Shares of Chipotle (cmg) fell another 2.17% in pre-market trading Tuesday after financial firm Wedbush Securities ripped off the Band-Aid with a stark outlook, saying that the fast casual Mexican chain won’t recover sales lost from the norovirus and E. Coli outbreaks until 2018, and that’s the best case scenario.
The analysts downgraded the stock to underperform and slashed the target price from $450 to $400.
“Based on our belief that current valuation reflects an overly optimistic outlook regarding Chipotle’s path to recovery, we downgrade shares to underperform from neutral,” wrote a team of analysts led by Nick Setyan. They noted that Chipotle would have to unceasingly accelerate growth for three years if they were to recover pre-outbreak levels of comparable same store sales, a measure of revenue, of $2.5 million.
Wedbush also noted that Chipotle also has other headwinds to contend with, including labor and other operating expenses, which the fast food chain has upped in the first quarter. Chipotle reported an expected loss of $1 per share this quarter due to additional safety protocols and more staffing for its free burrito offers.
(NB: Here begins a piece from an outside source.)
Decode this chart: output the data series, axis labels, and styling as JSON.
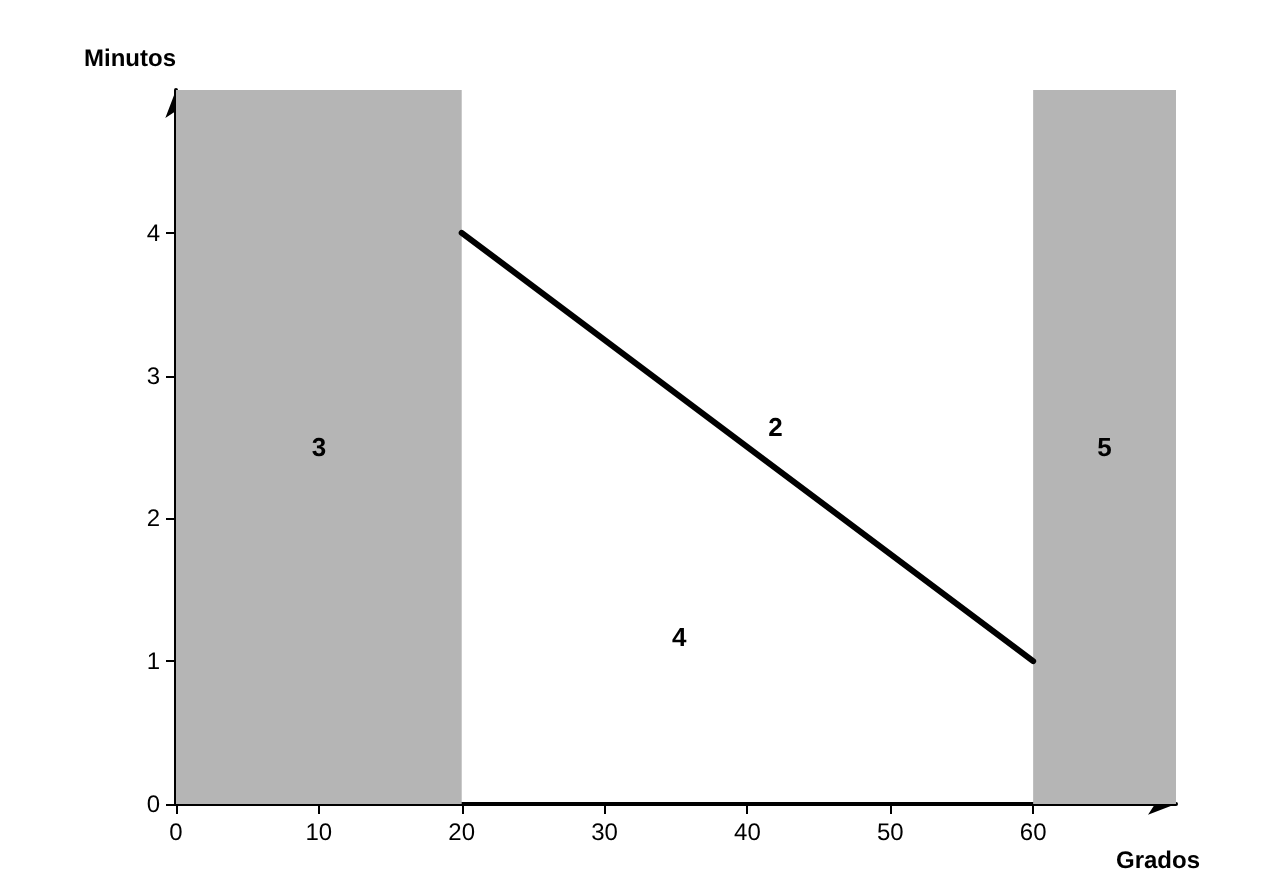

Once a Wall Street darling for its stellar growth and profits, the Denver-based restaurant chain has seen stock prices sink nearly 37% since their August highs after breakouts of E. Coli in nine states and a norovirus episode in Boston were reported. Same-store sales dropped 26% in February and another 22% in the first week of March.
The securities firm forecasts 2018 earnings per share at $15.68, with the best case scenario of $17.13 per share. For 2016, Wedbush also cut estimated EPS from $7.06 to $4.12, in response to Chipotle’s recent first quarter results.